Читать книгу Горький шоколад - Анастасия Евгеньевна Чернова, Анастасия Чернова - Страница 17

16.

Оглавление

Двор этот напоминал колодец: стены с четырех сторон, все окна темные и нежилые. Должно быть, и правда: скоро, каким-нибудь морозным зимним утром, приедут сюда строительные машины и тяжелой гирей снесут ненужные ветхие строения. Разломится под мерными ударами столетний кирпич, деревянное крыльцо обратится в щепки. Кто вспомнит, что когда-то за этими стенами спал в кроватке, за шторкой, ребенок, и голуби, слетевшись, глухо ворковали на чердаке.

Кто вспомнит, что в начале двадцать первого века в холодных сумерках осени, когда единственный фонарь на углу дома еще не загорелся, и небо бледнело цветом сухого листа, на крыльце, в шерстяном пальто и в серых сапогах на невысоком каблуке, прислонившись к дверному косяку, стояла девушка. Она смотрела перед собой на соседнее здание музыкального магазина, и тени деревьев казались огромными; качаясь от ветра, струились длинные ветви.

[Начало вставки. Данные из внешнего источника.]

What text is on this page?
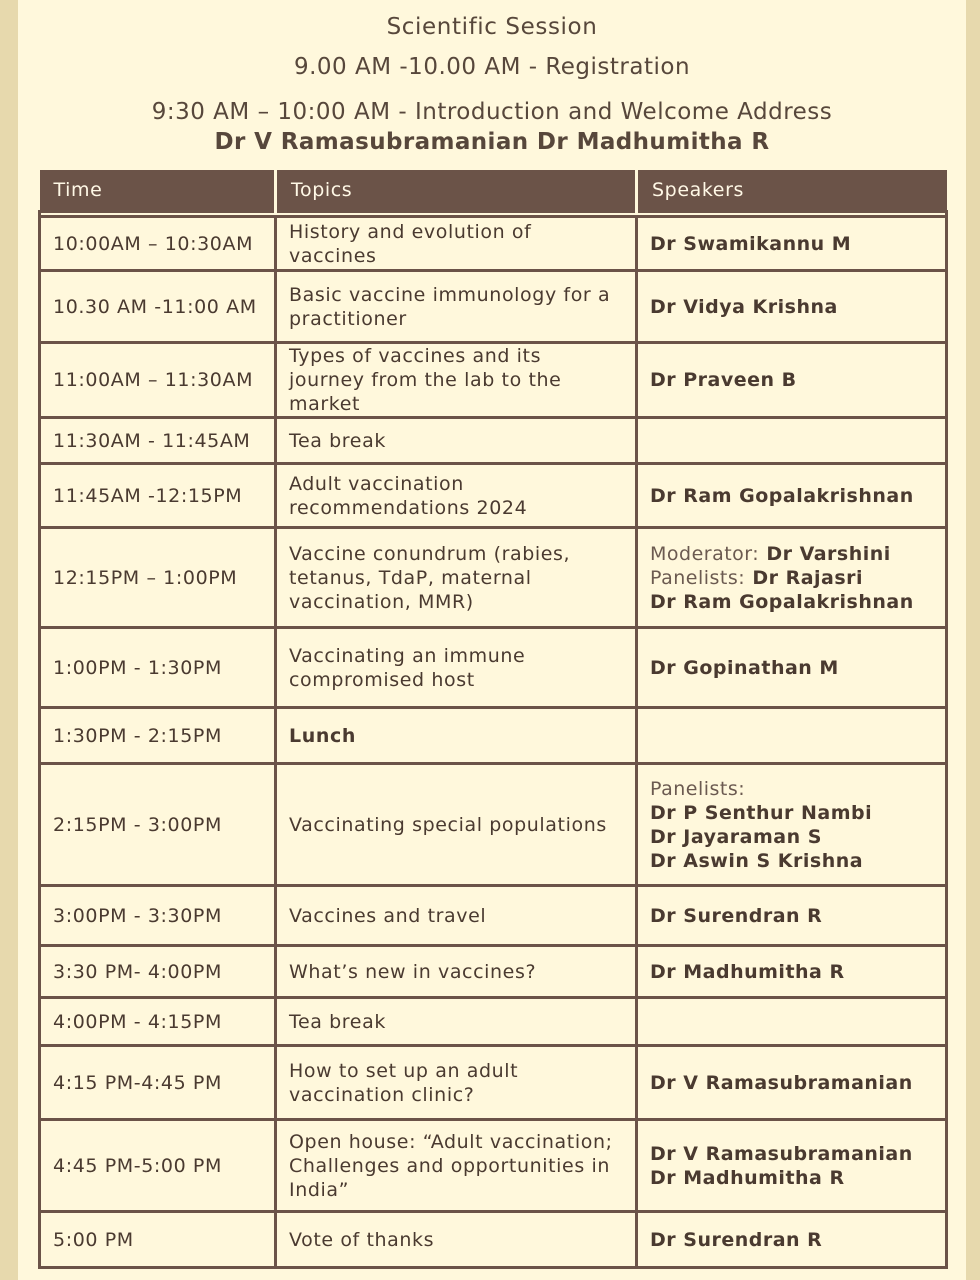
Scientific Session
9.00 AM -10.00 AM - Registration
9:30 AM – 10:00 AM - Introduction and Welcome Address
Dr V Ramasubramanian Dr Madhumitha R
Time	Topics	Speakers

10:00AM – 10:30AM	History and evolution of vaccines	Dr Swamikannu M
10.30 AM -11:00 AM	Basic vaccine immunology for a practitioner	Dr Vidya Krishna
11:00AM – 11:30AM	Types of vaccines and its journey from the lab to the market	Dr Praveen B
11:30AM - 11:45AM	Tea break	
11:45AM -12:15PM	Adult vaccination recommendations 2024	Dr Ram Gopalakrishnan
12:15PM – 1:00PM	Vaccine conundrum (rabies, tetanus, TdaP, maternal vaccination, MMR)	Moderator: Dr Varshini
Panelists: Dr Rajasri
Dr Ram Gopalakrishnan

1:00PM - 1:30PM	Vaccinating an immune compromised host	Dr Gopinathan M
1:30PM - 2:15PM	Lunch	
2:15PM - 3:00PM	Vaccinating special populations	Panelists:
Dr P Senthur Nambi
Dr Jayaraman S
Dr Aswin S Krishna

3:00PM - 3:30PM	Vaccines and travel	Dr Surendran R
3:30 PM- 4:00PM	What’s new in vaccines?	Dr Madhumitha R
4:00PM - 4:15PM	Tea break	
4:15 PM-4:45 PM	How to set up an adult vaccination clinic?	Dr V Ramasubramanian
4:45 PM-5:00 PM	Open house: “Adult vaccination; Challenges and opportunities in India”	Dr V Ramasubramanian
Dr Madhumitha R

5:00 PM	Vote of thanks	Dr Surendran R
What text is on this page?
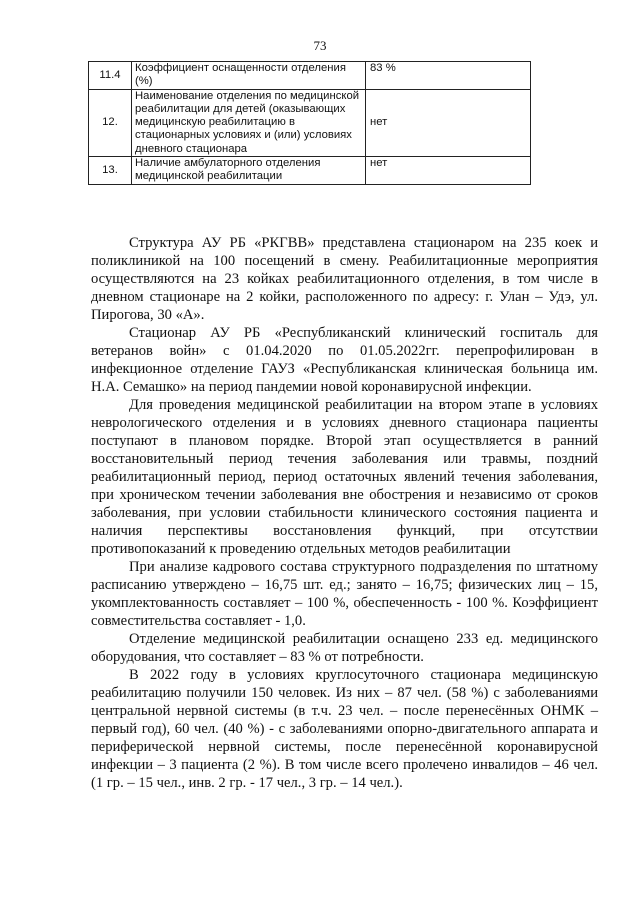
73
11.4	Коэффициент оснащенности отделения (%)	83 %
12.	Наименование отделения по медицинской реабилитации для детей (оказывающих медицинскую реабилитацию в стационарных условиях и (или) условиях дневного стационара	нет
13.	Наличие амбулаторного отделения медицинской реабилитации	нет

Структура АУ РБ «РКГВВ» представлена стационаром на 235 коек и поликлиникой на 100 посещений в смену. Реабилитационные мероприятия осуществляются на 23 койках реабилитационного отделения, в том числе в дневном стационаре на 2 койки, расположенного по адресу: г. Улан – Удэ, ул. Пирогова, 30 «А».

Стационар АУ РБ «Республиканский клинический госпиталь для ветеранов войн» с 01.04.2020 по 01.05.2022гг. перепрофилирован в инфекционное отделение ГАУЗ «Республиканская клиническая больница им. Н.А. Семашко» на период пандемии новой коронавирусной инфекции.

Для проведения медицинской реабилитации на втором этапе в условиях неврологического отделения и в условиях дневного стационара пациенты поступают в плановом порядке. Второй этап осуществляется в ранний восстановительный период течения заболевания или травмы, поздний реабилитационный период, период остаточных явлений течения заболевания, при хроническом течении заболевания вне обострения и независимо от сроков заболевания, при условии стабильности клинического состояния пациента и наличия перспективы восстановления функций, при отсутствии противопоказаний к проведению отдельных методов реабилитации

При анализе кадрового состава структурного подразделения по штатному расписанию утверждено – 16,75 шт. ед.; занято – 16,75; физических лиц – 15, укомплектованность составляет – 100 %, обеспеченность - 100 %. Коэффициент совместительства составляет - 1,0.

Отделение медицинской реабилитации оснащено 233 ед. медицинского оборудования, что составляет – 83 % от потребности.

В 2022 году в условиях круглосуточного стационара медицинскую реабилитацию получили 150 человек. Из них – 87 чел. (58 %) с заболеваниями центральной нервной системы (в т.ч. 23 чел. – после перенесённых ОНМК – первый год), 60 чел. (40 %) - с заболеваниями опорно-двигательного аппарата и периферической нервной системы, после перенесённой коронавирусной инфекции – 3 пациента (2 %). В том числе всего пролечено инвалидов – 46 чел. (1 гр. – 15 чел., инв. 2 гр. - 17 чел., 3 гр. – 14 чел.).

– Маша, – послышалось, – здравствуй!

Можно не оглядываться, разве не чувствовала она сейчас что-то удивительное в своем сердце, в полноте, что назревала, теплой волной передалась до кончиков пальцев. Весь мир сошелся в единственной точке. На темном крыльце заброшенного двора.

– Денис…

Он стоял под окнами, за палисадником, не улыбаясь, внимательно смотрел, и пальто его было расстегнуто, а руки в карманах.

– Привет!

Не сговариваясь, они пошли куда-то вглубь, за дома, так близко друг к другу, что чуть не наступали на ноги. Летели, плавно кружась, последние крупные листья.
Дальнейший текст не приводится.